O que o colesterol realmente é

O colesterol não é gordura no sangue que entope artérias. É matéria-prima essencial — para produzir estrogénio, progesterona, testosterona, cortisol e vitamina D. Cerca de 75% é produzido pelo próprio fígado; apenas 25% vem da alimentação.

Isto explica porque reduzir gordura na dieta raramente resolve colesterol alto persistente. O fígado compensa a redução aumentando a produção endógena.

O que o estrogénio faz ao colesterol

Antes da menopausa, as mulheres têm um perfil lipídico mais protector do que os homens. O estrogénio actua em três frentes simultaneamente:

Aumenta os receptores de LDL no fígado — mais LDL é retirado da circulação

Aumenta o HDL — o colesterol "bom" que transporta LDL de volta ao fígado

Protege directamente o endotélio das artérias

Quando o estrogénio cai, as três protecções desaparecem ao mesmo tempo.

Dados concretos: o LDL aumenta em média 18,6% durante a transição menopausal. O pico acontece na perimenopausa tardia e pós-menopausa precoce. Este aumento é causado pela transição hormonal — não pelo envelhecimento isolado.

A tríade que ninguém investiga

Em mulheres com colesterol alto resistente a dieta e exercício, há quase sempre uma combinação de três factores:

Estrogénio baixo — perimenopausa ou pós-menopausa, com perda das três protecções lipídicas descritas acima.

Tiróide subóptima — o hipotiroidismo, mesmo subclínico, reduz a clearance hepática de LDL. Um TSH de 3.5 está "dentro do normal" no laboratório mas pode estar a contribuir para colesterol alto que nenhuma dieta resolve. Ver: TSH normal mas com sintomas.

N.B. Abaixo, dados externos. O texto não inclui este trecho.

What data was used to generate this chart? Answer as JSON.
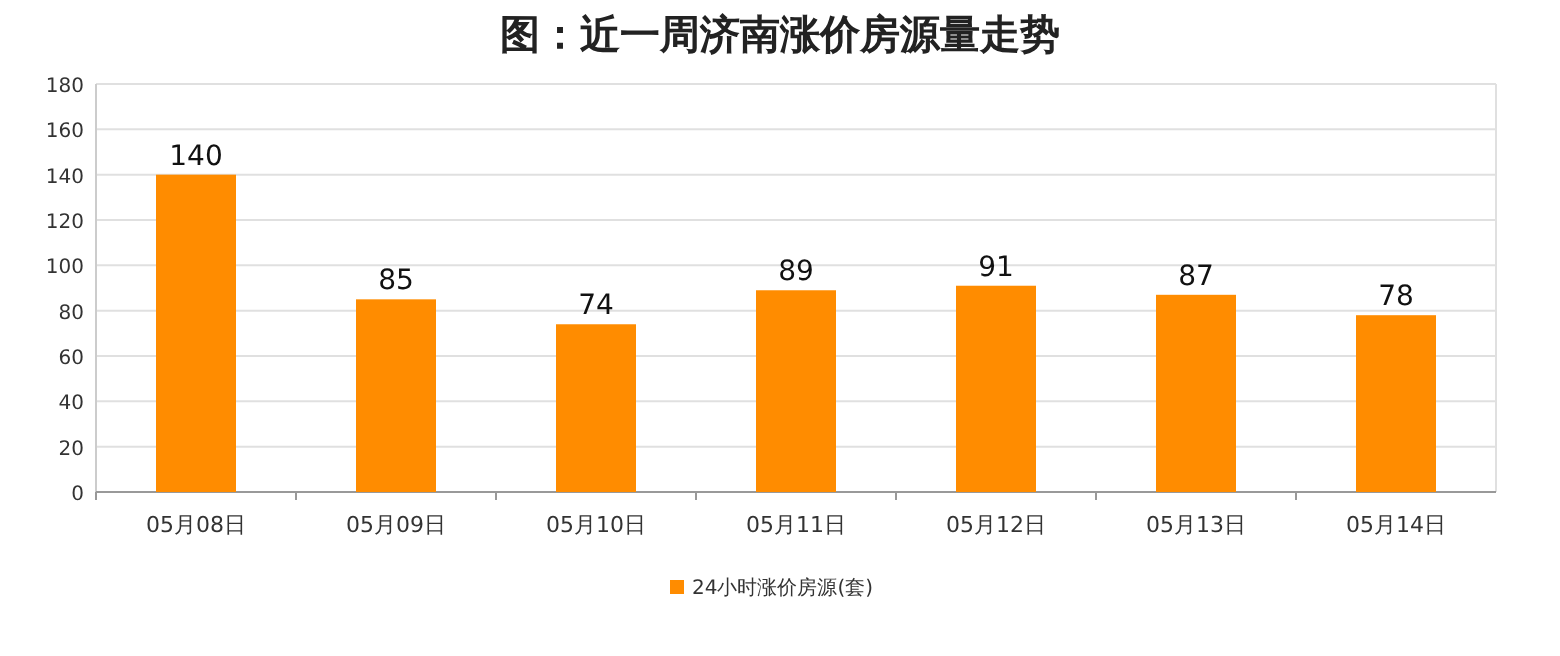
{
  "chart_data": {
    "type": "bar",
    "title": "图：近一周济南涨价房源量走势",
    "categories": [
      "05月08日",
      "05月09日",
      "05月10日",
      "05月11日",
      "05月12日",
      "05月13日",
      "05月14日"
    ],
    "series": [
      {
        "name": "24小时涨价房源(套)",
        "color": "#ff8c00",
        "values": [
          140,
          85,
          74,
          89,
          91,
          87,
          78
        ]
      }
    ],
    "ylim": [
      0,
      180
    ],
    "yticks": [
      0,
      20,
      40,
      60,
      80,
      100,
      120,
      140,
      160,
      180
    ],
    "grid": "y",
    "legend": "bottom",
    "data_labels": true
  }
}
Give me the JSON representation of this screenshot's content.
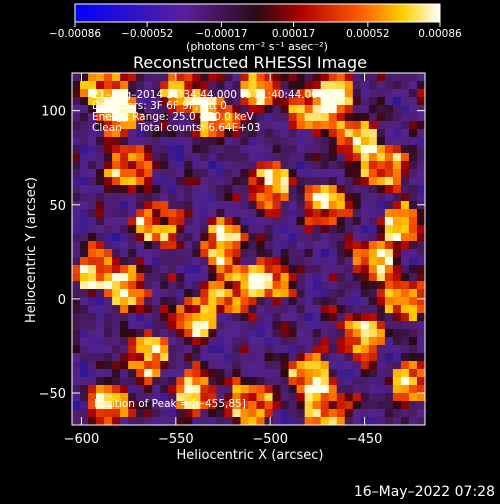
{
  "chart_data": {
    "type": "heatmap",
    "title": "Reconstructed RHESSI Image",
    "xlabel": "Heliocentric X (arcsec)",
    "ylabel": "Heliocentric Y (arcsec)",
    "xlim": [
      -605,
      -418
    ],
    "ylim": [
      -67,
      120
    ],
    "x_ticks": [
      -600,
      -550,
      -500,
      -450
    ],
    "x_tick_labels": [
      "−600",
      "−550",
      "−500",
      "−450"
    ],
    "y_ticks": [
      -50,
      0,
      50,
      100
    ],
    "y_tick_labels": [
      "−50",
      "0",
      "50",
      "100"
    ],
    "colorbar": {
      "range": [
        -0.00086,
        0.00086
      ],
      "ticks": [
        -0.00086,
        -0.00052,
        -0.00017,
        0.00017,
        0.00052,
        0.00086
      ],
      "tick_labels": [
        "−0.00086",
        "−0.00052",
        "−0.00017",
        "0.00017",
        "0.00052",
        "0.00086"
      ],
      "unit_label": "(photons cm⁻² s⁻¹ asec⁻²)"
    },
    "annotations": [
      "21–Aug–2014 21:34:44.000 to 21:40:44.000",
      "Detectors: 3F 6F 9F, Att 0",
      "Energy Range: 25.0 – 50.0 keV",
      "Clean     Total counts: 6.64E+03"
    ],
    "peak_label": "Position of Peak = [−455,85]",
    "hotspots": [
      {
        "x": -588,
        "y": 112
      },
      {
        "x": -580,
        "y": 98
      },
      {
        "x": -575,
        "y": 70
      },
      {
        "x": -545,
        "y": 110
      },
      {
        "x": -528,
        "y": 96
      },
      {
        "x": -505,
        "y": 112
      },
      {
        "x": -478,
        "y": 100
      },
      {
        "x": -465,
        "y": 110
      },
      {
        "x": -455,
        "y": 85
      },
      {
        "x": -440,
        "y": 70
      },
      {
        "x": -430,
        "y": 40
      },
      {
        "x": -445,
        "y": 20
      },
      {
        "x": -430,
        "y": 0
      },
      {
        "x": -452,
        "y": -20
      },
      {
        "x": -480,
        "y": -40
      },
      {
        "x": -500,
        "y": 10
      },
      {
        "x": -525,
        "y": 30
      },
      {
        "x": -520,
        "y": 5
      },
      {
        "x": -540,
        "y": -10
      },
      {
        "x": -575,
        "y": 5
      },
      {
        "x": -592,
        "y": 15
      },
      {
        "x": -565,
        "y": -30
      },
      {
        "x": -585,
        "y": -55
      },
      {
        "x": -540,
        "y": -50
      },
      {
        "x": -510,
        "y": -55
      },
      {
        "x": -470,
        "y": -58
      },
      {
        "x": -425,
        "y": -45
      },
      {
        "x": -560,
        "y": 40
      },
      {
        "x": -500,
        "y": 60
      },
      {
        "x": -470,
        "y": 50
      }
    ]
  },
  "footer": {
    "timestamp": "16–May–2022 07:28"
  }
}
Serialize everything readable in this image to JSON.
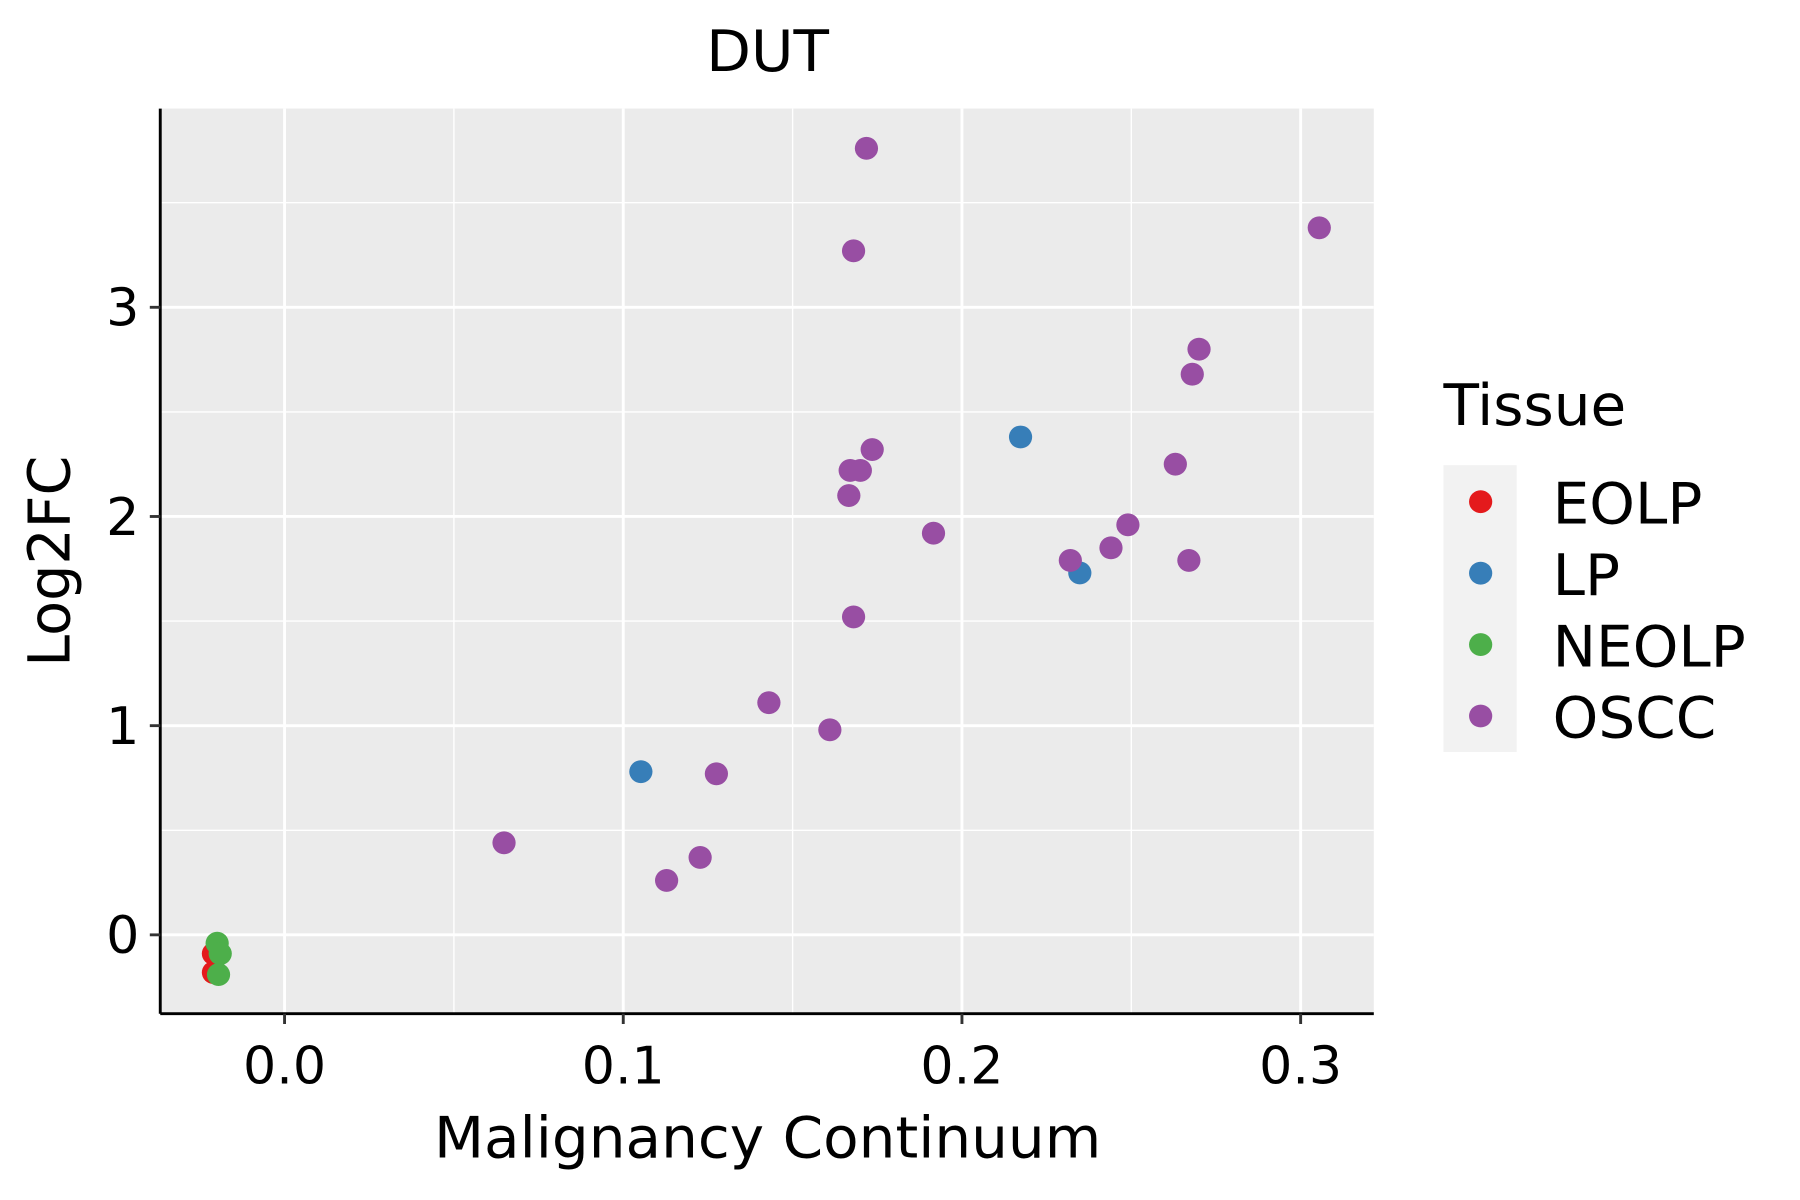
{
  "chart_data": {
    "type": "scatter",
    "title": "DUT",
    "xlabel": "Malignancy Continuum",
    "ylabel": "Log2FC",
    "xlim": [
      -0.0367,
      0.3216
    ],
    "ylim": [
      -0.377,
      3.95
    ],
    "xticks": [
      0.0,
      0.1,
      0.2,
      0.3
    ],
    "xtick_labels": [
      "0.0",
      "0.1",
      "0.2",
      "0.3"
    ],
    "yticks": [
      0,
      1,
      2,
      3
    ],
    "ytick_labels": [
      "0",
      "1",
      "2",
      "3"
    ],
    "grid": true,
    "legend": {
      "title": "Tissue",
      "position": "right"
    },
    "series": [
      {
        "name": "EOLP",
        "color": "#E41A1C",
        "points": [
          [
            -0.021,
            -0.09
          ],
          [
            -0.021,
            -0.18
          ]
        ]
      },
      {
        "name": "LP",
        "color": "#377EB8",
        "points": [
          [
            0.2173,
            2.38
          ],
          [
            0.2348,
            1.73
          ],
          [
            0.1052,
            0.78
          ]
        ]
      },
      {
        "name": "NEOLP",
        "color": "#4DAF4A",
        "points": [
          [
            -0.0199,
            -0.04
          ],
          [
            -0.019,
            -0.09
          ],
          [
            -0.0195,
            -0.19
          ]
        ]
      },
      {
        "name": "OSCC",
        "color": "#984EA3",
        "points": [
          [
            0.1718,
            3.76
          ],
          [
            0.168,
            3.27
          ],
          [
            0.3055,
            3.38
          ],
          [
            0.27,
            2.8
          ],
          [
            0.268,
            2.68
          ],
          [
            0.263,
            2.25
          ],
          [
            0.1735,
            2.32
          ],
          [
            0.167,
            2.22
          ],
          [
            0.17,
            2.22
          ],
          [
            0.1666,
            2.1
          ],
          [
            0.1916,
            1.92
          ],
          [
            0.249,
            1.96
          ],
          [
            0.244,
            1.85
          ],
          [
            0.232,
            1.79
          ],
          [
            0.267,
            1.79
          ],
          [
            0.168,
            1.52
          ],
          [
            0.143,
            1.11
          ],
          [
            0.161,
            0.98
          ],
          [
            0.1275,
            0.77
          ],
          [
            0.0648,
            0.44
          ],
          [
            0.1227,
            0.37
          ],
          [
            0.1128,
            0.26
          ]
        ]
      }
    ]
  }
}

Resistência à insulina — quando a insulina está cronicamente elevada, o fígado produz mais VLDL, que se converte em LDL. Triglicéridos altos são o marcador mais visível deste padrão. Ver: insulina em jejum e o que revela.

Tratar colesterol sem investigar estas três variáveis é tratar a febre sem procurar a infecção.

O problema com o painel standard

O painel lipídico convencional mede colesterol total, LDL, HDL e triglicéridos. É um ponto de partida — não um quadro completo.

O que não mede é o tamanho das partículas de LDL.

Existem dois tipos de LDL:

LDL grande e flutuante — partículas maiores, menos susceptíveis a oxidação, com menor capacidade de penetrar a parede arterial. Associado a perfil metabólico mais saudável.

LDL pequeno e denso (sdLDL) — partículas menores, mais susceptíveis a oxidação, que penetram facilmente a parede arterial. Fortemente associado a resistência à insulina, triglicéridos altos e síndrome metabólica.

O Estudo Framingham (Ikezaki, 2021, JAHA) identificou o sdLDL como o parâmetro lipoproteico mais aterogénico. Um LDL de 130 com partículas grandes pode ser menos perigoso que um LDL de 100 com partículas pequenas e densas.

O número total de LDL engana. O tipo importa mais.

Marcador proxy acessível: o rácio triglicéridos/HDL. Acima de 3.5, sugere predomínio de sdLDL — mesmo que o LDL total pareça normal.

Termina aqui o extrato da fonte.